Grab a buddy, spill your secrets! Pink crew grew a lot closer this past week during invasive species removal at Gordy Marsh. An annual ritual of our project partners at Galveston Bay Foundation is to venture out onto easement-protected ranch land in the beating sun and cut down any shade provided by the Chinese Tallow trees. This ostensibly absurd activity, is not crazy at all. In fact, it is a necessity. The tallow tree is considered an invasive species in Texas.

The tree is native to eastern Asia, where it is admired for its colorful fall leaves (see picture). In Texas, however, the beautiful characteristics of the tree are a mere reminder to ranchers and conservationists of the harm it causes to the biodiversity of the Texan ecosystem.
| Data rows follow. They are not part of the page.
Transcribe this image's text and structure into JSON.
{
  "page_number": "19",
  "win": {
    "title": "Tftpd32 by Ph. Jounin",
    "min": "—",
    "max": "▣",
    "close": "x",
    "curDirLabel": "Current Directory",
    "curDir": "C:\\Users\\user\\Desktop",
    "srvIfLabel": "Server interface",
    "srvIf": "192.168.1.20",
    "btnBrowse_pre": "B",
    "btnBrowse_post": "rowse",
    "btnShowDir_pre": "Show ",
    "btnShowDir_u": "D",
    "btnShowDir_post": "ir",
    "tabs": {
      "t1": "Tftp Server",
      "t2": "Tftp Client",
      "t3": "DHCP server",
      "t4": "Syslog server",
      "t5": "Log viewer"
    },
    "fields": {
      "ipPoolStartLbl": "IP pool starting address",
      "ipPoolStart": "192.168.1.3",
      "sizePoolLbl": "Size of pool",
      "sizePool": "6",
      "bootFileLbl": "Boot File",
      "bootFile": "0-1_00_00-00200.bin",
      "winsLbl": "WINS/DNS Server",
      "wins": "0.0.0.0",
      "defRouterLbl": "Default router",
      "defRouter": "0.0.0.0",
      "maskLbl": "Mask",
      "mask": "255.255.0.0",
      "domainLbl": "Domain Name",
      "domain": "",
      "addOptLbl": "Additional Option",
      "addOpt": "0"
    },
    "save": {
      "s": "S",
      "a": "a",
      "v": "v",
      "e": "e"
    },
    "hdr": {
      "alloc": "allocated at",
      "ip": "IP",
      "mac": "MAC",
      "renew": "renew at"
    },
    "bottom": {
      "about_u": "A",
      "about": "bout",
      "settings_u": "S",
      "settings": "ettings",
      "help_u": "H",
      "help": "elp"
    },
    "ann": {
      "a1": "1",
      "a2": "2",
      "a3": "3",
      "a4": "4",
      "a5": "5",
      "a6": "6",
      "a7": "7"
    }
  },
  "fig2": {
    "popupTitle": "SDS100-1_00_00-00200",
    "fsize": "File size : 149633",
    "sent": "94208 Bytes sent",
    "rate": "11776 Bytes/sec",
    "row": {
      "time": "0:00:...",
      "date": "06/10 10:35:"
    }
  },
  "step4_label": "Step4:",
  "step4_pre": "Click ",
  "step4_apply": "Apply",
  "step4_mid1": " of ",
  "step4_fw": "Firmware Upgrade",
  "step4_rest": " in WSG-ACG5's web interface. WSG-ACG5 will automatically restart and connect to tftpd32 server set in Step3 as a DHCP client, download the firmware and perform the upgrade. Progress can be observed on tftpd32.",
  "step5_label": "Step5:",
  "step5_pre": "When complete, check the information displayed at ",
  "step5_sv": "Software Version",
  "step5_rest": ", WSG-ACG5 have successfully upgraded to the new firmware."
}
Not only do herbivores and insects avoid snacking on the leaves of this tree leaving standing with no threatening predators, but the tree can also quickly invade land due to is high reproductive ability – it is estimated that one tree can produce more than 100,000 seeds per year.

The only known effective method of removing this tree is by applying herbicide. Though it is, of course, too optimistic to assume that the tree can be fully eradicated from land it has already invaded, its growth and reproductivity can be stunted by yearly “hack-and-squirt” herbicide maintenance. This year, members on pink crew were the chosen ones to slave in the heat and humidity cutting down the (seemingly) millions of Chinese tallow trees on the Gordy Marsh property.

Whether drenched in sweat or caught in the rain, the crew had a hard time staying dry during the monotonous “hack-and-squirt”. Don’t be fooled though! There was never a shortage in morale and our crew had plenty of opportunity to get to know each other with one-on-one conversations. Moreover, we have proven to ourselves (and hopefully to the staff at the Galveston Bay Foundation) that we will tackle tasks and projects with enthusiasm and diligence.